4. A Surrogate Can Change Their Mind & Keep the Baby
Another misconception is gestational surrogates can change their mind and keep the baby they're carrying for the intended parents. In reality, surrogacy agreements are legally binding contracts that protect both the surrogate and the intended parents. The surrogate agrees to carry the pregnancy and deliver the baby, and in exchange, the intended parents agree to pay for all medical and legal expenses related to the surrogacy.
Additionally, surrogacy laws vary from state to state, but a gestational surrogate has no legal rights over the child once it is born in all states that have pre-birth orders. This is a legal process by which the intended parents' names are added to the birth certificate, rather than the surrogates name. . As a result, surrogates can’t change their mind and decide to keep the child they’re carrying.
5. Intended Parents Have Control of the Pregnancy
In gestational surrogacy, there are four parties involved: the surrogate, the intended parents, the surrogacy agency and attorney. Surrogate mothers carry another couple's child for nine months, and they have a right to make decisions about their bodies and health.

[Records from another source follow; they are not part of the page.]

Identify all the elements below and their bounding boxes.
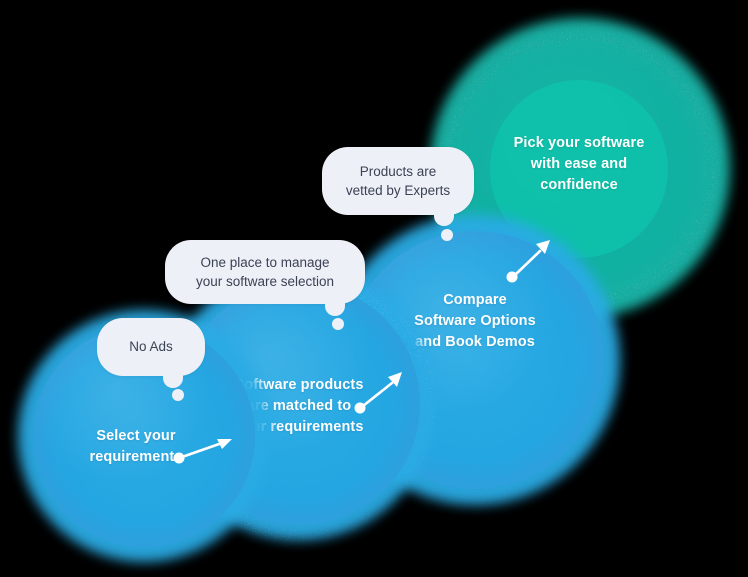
bubble-no-ads-text: No Ads (129, 337, 173, 356)
bubble-vetted-text: Products are vetted by Experts (346, 162, 450, 200)
bubble-one-place-text: One place to manage your software select… (196, 253, 334, 291)
stage-4-label: Pick your software with ease and confide… (489, 133, 669, 196)
arrow-stage-1-to-2 (170, 430, 260, 490)
bubble-one-place-tail-dot (332, 318, 344, 330)
bubble-vetted-tail (434, 206, 454, 226)
bubble-no-ads-line-1: No Ads (129, 337, 173, 356)
bubble-no-ads-tail (163, 368, 183, 388)
bubble-vetted-line-1: Products are (346, 162, 450, 181)
arrow-stage-3-to-4 (500, 232, 580, 302)
arrow-stage-2-to-3 (352, 364, 432, 424)
bubble-one-place-line-1: One place to manage (196, 253, 334, 272)
infographic-canvas: Pick your software with ease and confide… (0, 0, 748, 577)
bubble-no-ads[interactable]: No Ads (97, 318, 205, 376)
bubble-one-place-line-2: your software selection (196, 272, 334, 291)
bubble-no-ads-tail-dot (172, 389, 184, 401)
bubble-one-place-tail (325, 296, 345, 316)
stage-4-label-line-1: Pick your software (489, 133, 669, 154)
stage-4-label-line-3: confidence (489, 175, 669, 196)
stage-4-label-line-2: with ease and (489, 154, 669, 175)
bubble-vetted-tail-dot (441, 229, 453, 241)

They should feel confident and comfortable with the choices made throughout the pregnancy.
While the surrogate and intended parents need to be on the same page about major decisions, the surrogate is the one who experiences the physical and emotional ups and downs of pregnancy. Intended parents may have input on certain decisions, however ultimately, the surrogate knows what's best for her body and the baby she is carrying.
For instance, decisions like whether or not to have an epidural, how much pain medication to take during labor, whether or not to induce labor, and even whether or not to pump breast milk after birth are the surrogate mother's choice. This doesn't mean intended parents' wishes should be ignored, but rather they should be treated as one voice among many in the surrogacy process.
The goal of surrogacy is to create a healthy baby. Still, all parties involved in the journey should be respected and honored.
6. Intended Parents Won't Have a Strong Bond With Their Baby
Among intended parents a common fear is the emotional bond with the baby won't be as strong as the surrogate mother's since she's been carrying the baby for nine months. The bond between babies and their intended parents isn't based on genetics. The bond is created through love and care.
In the same way, a surrogate mother can have an emotional bond with a child she's carrying; even though there's no biological link, an intended parent can form a deep bond with a child before birth. Bonding with the baby before birth and gestational carrier can be a unique and special experience. There are many ways intended parents can bond with their unborn baby but whatever intending parents choose, it should feel special and meaningful to them or their family.
Work With a Reputable Surrogacy Agency
It's important to dispel the myths about gestational surrogacy to make sure people are well-informed about the process before making any decisions about this wonderful way to create a family.
If you're considering gestational surrogacy, choosing the right surrogacy agency is of utmost importance. Do your research and work with a reputable surrogacy agency.